To address low semantic communication efficiency and poor visual question answering (VQA) accuracy under low signal-to-noise ratio (SNR) conditions in vehicular networks, this paper proposes the first large language model (LLM)-driven semantic communication framework tailored for VQA tasks. Built upon LLaVA, it introduces a task-oriented semantic encoder that innovatively fuses user-attention-guided image patching with objective visual features, and designs a semantic-importance-weighted transmission mechanism for adaptive resource allocation at the semantic level. Compared to conventional communication methods, the framework improves VQA accuracy by 33.1% at 10 dB SNR and 13.4% at 12 dB SNR, significantly enhancing task robustness and spectral efficiency in noisy environments. Key contributions include: (i) the first integration of large multimodal models (LMMs) into vehicular semantic communication; (ii) a novel subjective–objective collaborative paradigm for image patch importance assessment; and (iii) end-to-end semantic-aware transmission optimization.
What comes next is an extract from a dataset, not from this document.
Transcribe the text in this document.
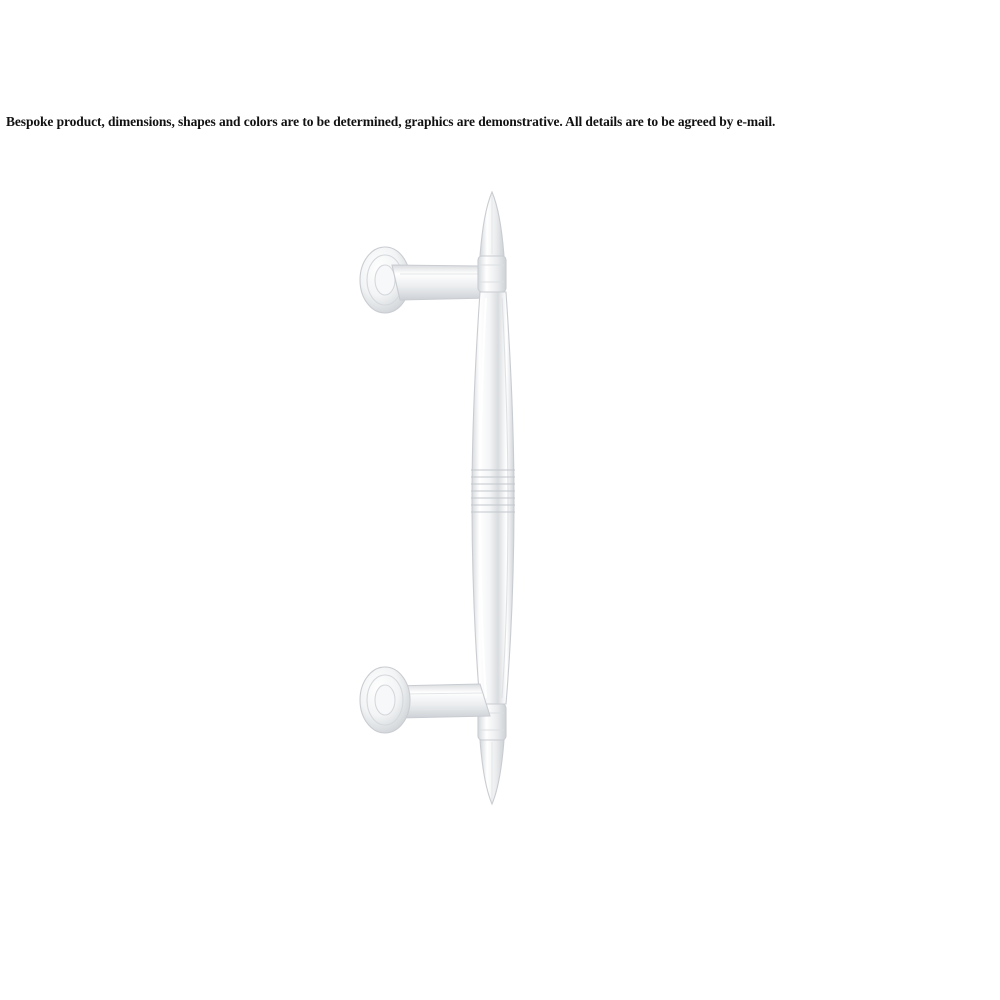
Bespoke product, dimensions, shapes and colors are to be determined, graphics are demonstrative. All details are to be agreed by e-mail.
Task-oriented semantic communication has emerged as a fundamental approach for enhancing performance in various communication scenarios. While recent advances in Generative Artificial Intelligence (GenAI), such as Large Language Models (LLMs), have been applied to semantic communication designs, the potential of Large Multimodal Models (LMMs) remains largely unexplored. In this paper, we investigate an LMM-based vehicle AI assistant using a Large Language and Vision Assistant (LLaVA) and propose a task-oriented semantic communication framework to facilitate efficient interaction between users and cloud servers. To reduce computational demands and shorten response time, we optimize LLaVA's image slicing to selectively focus on areas of utmost interest to users. Additionally, we assess the importance of image patches by combining objective and subjective user attention, adjusting energy usage for transmitting semantic information. This strategy optimizes resource utilization, ensuring precise transmission of critical information. We construct a Visual Question Answering (VQA) dataset for traffic scenarios to evaluate effectiveness. Experimental results show that our semantic communication framework significantly increases accuracy in answering questions under the same channel conditions, performing particularly well in environments with poor Signal-to-Noise Ratios (SNR). Accuracy can be improved by 13.4% at an SNR of 12dB and 33.1% at 10dB, respectively.